For the first time, ICSA has also split its certification into three categories and is awarding three different certification logos - for residential, small and medium business, and corporate firewall products.

"Firewall vendors didn't want a firewall that costs $100,000 to buy to have the same certification as one costing $200," said ICSA Labs program manager Brian Monkman. "The one-size-fits-all criteria doesn't work any more."

There will be a Baseline Firewall Module certification that all products will be required to pass. On top of that, vendors will submit their firewalls to a category depending on what market they are targeting. Each category has different functionality criteria.

The first products to pass the 4.0 test at the corporate level are: CyberGuard's Firewall Appliance, Novell's BorderManager Firewall, NetScreen's Firewall Family, Intoto's iGateway, Cisco's PIX, GTA's Family of Firewalls, Check Point's Firewall-1 NG on Linux, Nortel's Alteon Switched Firewall and FortiNet's FortiGate Family.

"No product passed in the first round, and some of these products were ones that had previously passed the 3.0 criteria," said Monkman. "A number of vendors had to make significant changes to their products to achieve certification."

He added that a "handful" of vendors did not make the fixes in time to be certified in the first wave, a problem he said appeared to be mainly resource-based. No vendors have yet met the SMB category certification.

One of the main differences between the levels of certification is the default configuration requirement. Residential users want a plug-n-play firewall that lets nothing through it by default, whereas corporate users require greater flexibility and almost certainly want to run a web server and email server behind the firewall.

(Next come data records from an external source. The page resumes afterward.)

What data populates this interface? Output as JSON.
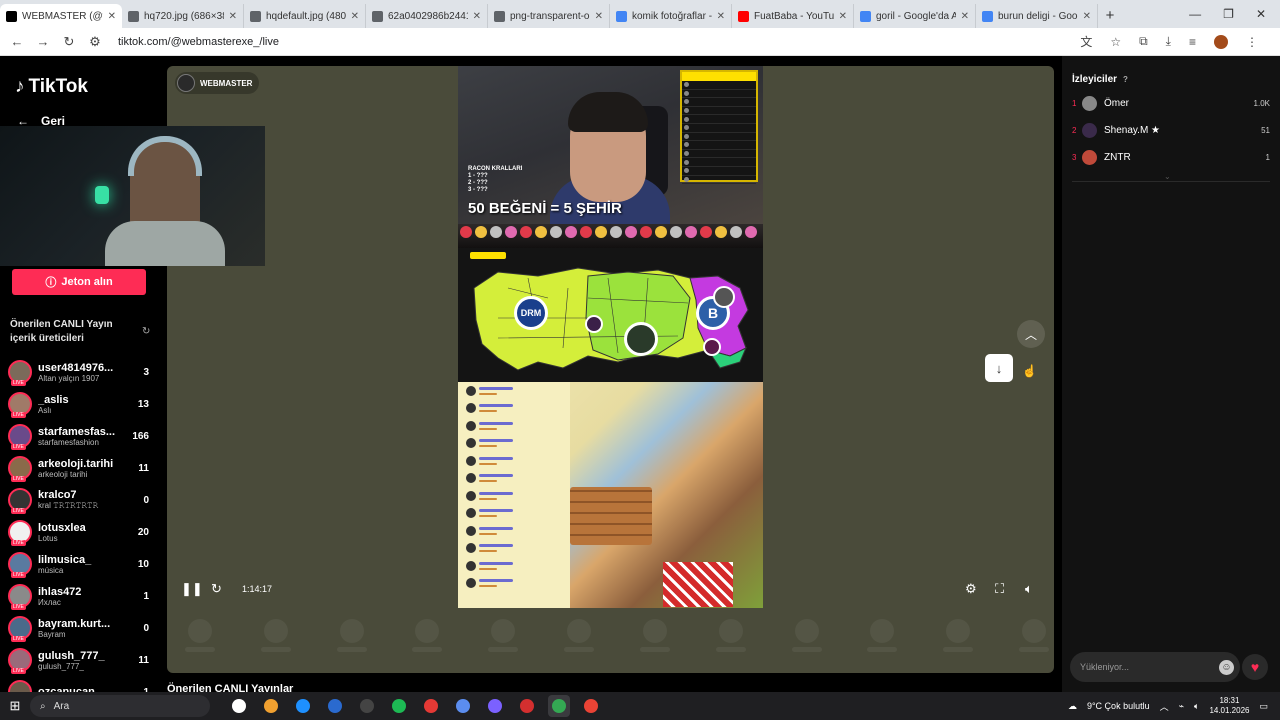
{
  "browser": {
    "tabs": [
      {
        "title": "WEBMASTER (@w",
        "color": "#000000",
        "active": true
      },
      {
        "title": "hq720.jpg (686×386)",
        "color": "#5f6368"
      },
      {
        "title": "hqdefault.jpg (480×3",
        "color": "#5f6368"
      },
      {
        "title": "62a0402986b24419a",
        "color": "#5f6368"
      },
      {
        "title": "png-transparent-ogg",
        "color": "#5f6368"
      },
      {
        "title": "komik fotoğraflar - G",
        "color": "#4285f4"
      },
      {
        "title": "FuatBaba - YouTube",
        "color": "#ff0000"
      },
      {
        "title": "goril - Google'da Ara",
        "color": "#4285f4"
      },
      {
        "title": "burun deligi - Googl",
        "color": "#4285f4"
      }
    ],
    "url": "tiktok.com/@webmasterexe_/live"
  },
  "sidebar": {
    "logo": "TikTok",
    "back_label": "Geri",
    "jeton_label": "Jeton alın",
    "suggested_title": "Önerilen CANLI Yayın içerik üreticileri",
    "creators": [
      {
        "name": "user4814976...",
        "sub": "Altan yalçın 1907",
        "count": "3",
        "color": "#7b6a5a"
      },
      {
        "name": "_aslis",
        "sub": "Aslı",
        "count": "13",
        "color": "#a07a68"
      },
      {
        "name": "starfamesfas...",
        "sub": "starfamesfashion",
        "count": "166",
        "color": "#6a4a8a"
      },
      {
        "name": "arkeoloji.tarihi",
        "sub": "arkeoloji tarihi",
        "count": "11",
        "color": "#8a6a4a"
      },
      {
        "name": "kralco7",
        "sub": "kral 𝚃𝚁𝚃𝚁𝚃𝚁𝚃𝚁",
        "count": "0",
        "color": "#333333"
      },
      {
        "name": "lotusxlea",
        "sub": "Lotus",
        "count": "20",
        "color": "#f0f0f0"
      },
      {
        "name": "lilmusica_",
        "sub": "música",
        "count": "10",
        "color": "#5a7aa0"
      },
      {
        "name": "ihlas472",
        "sub": "Ихлас",
        "count": "1",
        "color": "#8a8a8a"
      },
      {
        "name": "bayram.kurt...",
        "sub": "Bayram",
        "count": "0",
        "color": "#4a6a8a"
      },
      {
        "name": "gulush_777_",
        "sub": "gulush_777_",
        "count": "11",
        "color": "#9a6a7a"
      },
      {
        "name": "ozcanucan",
        "sub": "",
        "count": "1",
        "color": "#6a5a4a"
      }
    ]
  },
  "stage": {
    "host_name": "WEBMASTER",
    "overlay_text": "50 BEĞENİ = 5 ŞEHİR",
    "racon_lines": [
      "RACON KRALLARI",
      "1 - ???",
      "2 - ???",
      "3 - ???"
    ],
    "drm_label": "DRM",
    "b_label": "B",
    "elapsed": "1:14:17",
    "bottom_title": "Önerilen CANLI Yayınlar"
  },
  "viewers_panel": {
    "title": "İzleyiciler",
    "viewers": [
      {
        "rank": "1",
        "name": "Ömer",
        "count": "1.0K",
        "color": "#888888"
      },
      {
        "rank": "2",
        "name": "Shenay.M ★",
        "count": "51",
        "color": "#3a2a4a"
      },
      {
        "rank": "3",
        "name": "ZNTR",
        "count": "1",
        "color": "#c04a3a"
      }
    ],
    "chat_placeholder": "Yükleniyor..."
  },
  "taskbar": {
    "search_label": "Ara",
    "weather": "9°C  Çok bulutlu",
    "time": "18:31",
    "date": "14.01.2026"
  }
}
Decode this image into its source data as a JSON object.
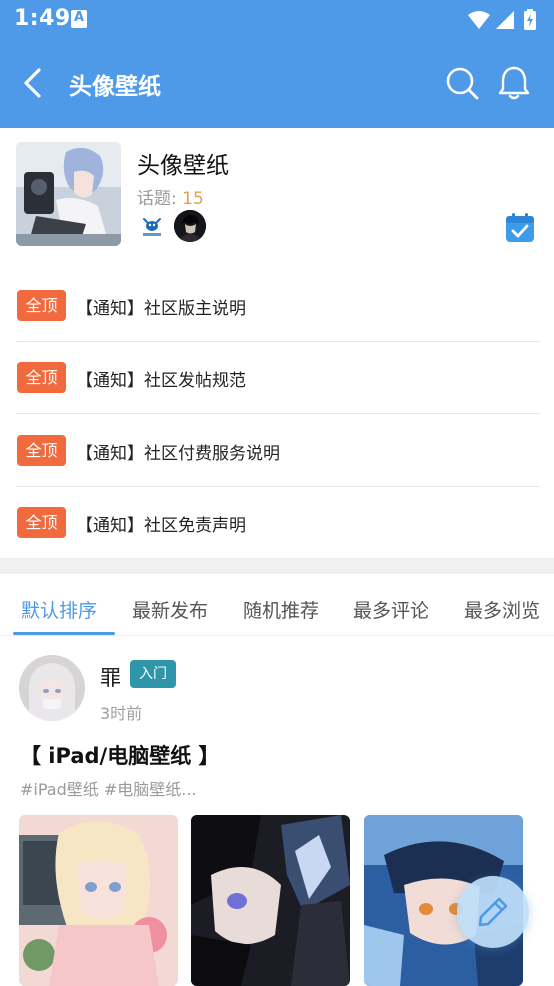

Among other changes in 4.0 are stricter requirements on logging, handling of protocols including FTP and DHCP, and blocking fragmented packets. The actual tests, which include simulated attacks, have also evolved and are likely to evolve as more methods of attack are discovered.

"If one of my staff, or some yahoo out on the internet, discovers a new way to throw twisted packets at a firewall, we'll look at it, and if there's the potential for penetration we'll work it into the tests," said Al Potter, manager of network security at ICSA Labs.